A HR manager I knew was involved in firing someone for gross misconduct. Afterwards, she met the dismissed employee in the car park. She checked in with him as a human, to see if he was ok. And wished him good luck in the next chapter of his career, before hugging him goodbye.

She later said she’d understood that – while he’d made a bad mistake and had to leave – it didn’t mean he was a bad guy. And she understood how difficult it must be to suddenly lose your job.

When someone in our team is behaving poorly, it’s easy – and I suspect natural – to dislike them.

There’s a tendency to dehumanise them. We forget that the poor behaviour is an expression of their incompetence, insecurities and fears. Not any underlying badness.

I suspect this is a coping mechanism. Because, the less we see someone as human, the less discomfort we’ll feel when – for example – we sack them.

But this hardens us, which undermines our leadership ability. And risks valuing the wrong things, given our values are expressed loudest through our actions.

This is where we need to be more mindful as leaders.

We need to separate the wrong from the wrongdoer.

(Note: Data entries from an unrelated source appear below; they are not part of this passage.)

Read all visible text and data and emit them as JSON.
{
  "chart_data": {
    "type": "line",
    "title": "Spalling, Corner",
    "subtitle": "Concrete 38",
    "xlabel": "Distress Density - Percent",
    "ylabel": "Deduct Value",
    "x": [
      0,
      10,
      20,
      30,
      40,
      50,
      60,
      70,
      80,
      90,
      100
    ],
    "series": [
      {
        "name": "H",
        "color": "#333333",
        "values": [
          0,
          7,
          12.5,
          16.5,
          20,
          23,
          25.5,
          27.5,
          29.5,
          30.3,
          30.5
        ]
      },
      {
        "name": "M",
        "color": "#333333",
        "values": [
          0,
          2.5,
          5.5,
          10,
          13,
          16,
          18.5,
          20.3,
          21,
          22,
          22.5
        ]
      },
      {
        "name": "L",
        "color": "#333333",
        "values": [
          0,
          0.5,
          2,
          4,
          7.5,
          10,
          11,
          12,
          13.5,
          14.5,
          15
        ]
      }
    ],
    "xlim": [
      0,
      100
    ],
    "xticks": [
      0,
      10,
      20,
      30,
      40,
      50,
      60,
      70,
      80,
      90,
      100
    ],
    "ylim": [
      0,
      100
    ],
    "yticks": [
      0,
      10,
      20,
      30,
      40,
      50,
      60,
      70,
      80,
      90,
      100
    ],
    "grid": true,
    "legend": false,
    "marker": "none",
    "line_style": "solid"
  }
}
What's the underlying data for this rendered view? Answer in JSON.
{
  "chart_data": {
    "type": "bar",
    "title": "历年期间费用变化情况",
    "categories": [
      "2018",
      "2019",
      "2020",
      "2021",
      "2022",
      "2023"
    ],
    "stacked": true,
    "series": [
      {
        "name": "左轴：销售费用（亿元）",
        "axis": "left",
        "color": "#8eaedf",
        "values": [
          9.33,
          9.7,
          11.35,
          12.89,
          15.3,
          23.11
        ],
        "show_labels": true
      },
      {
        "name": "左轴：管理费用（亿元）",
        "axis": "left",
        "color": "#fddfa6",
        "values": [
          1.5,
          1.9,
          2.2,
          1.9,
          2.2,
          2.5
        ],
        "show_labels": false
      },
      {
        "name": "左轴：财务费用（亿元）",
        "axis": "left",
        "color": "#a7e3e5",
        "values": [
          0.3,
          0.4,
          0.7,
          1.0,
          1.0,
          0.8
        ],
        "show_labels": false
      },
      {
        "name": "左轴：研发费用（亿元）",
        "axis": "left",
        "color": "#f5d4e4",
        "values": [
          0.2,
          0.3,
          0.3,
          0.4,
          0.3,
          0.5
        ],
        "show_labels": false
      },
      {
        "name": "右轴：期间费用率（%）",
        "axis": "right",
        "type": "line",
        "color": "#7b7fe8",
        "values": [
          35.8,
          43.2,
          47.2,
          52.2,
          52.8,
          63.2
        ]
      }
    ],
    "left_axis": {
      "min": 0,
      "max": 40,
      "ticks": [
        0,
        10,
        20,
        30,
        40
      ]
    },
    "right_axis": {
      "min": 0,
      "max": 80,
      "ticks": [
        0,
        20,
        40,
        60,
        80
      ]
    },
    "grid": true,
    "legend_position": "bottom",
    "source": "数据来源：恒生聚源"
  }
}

We must be intolerant of poor behaviour in the workplace. Where it affects others. And where it undermines performance.

But that doesn’t mean we need to be unkind to the person behind it.

Depending on the circumstances, this person may no longer have a place in our organisation.

But just because we sack someone doesn’t mean we shouldn’t continue treating the person with care.

Because, in the end, how we treat others is a reflection on us and our organisation more than it is on them.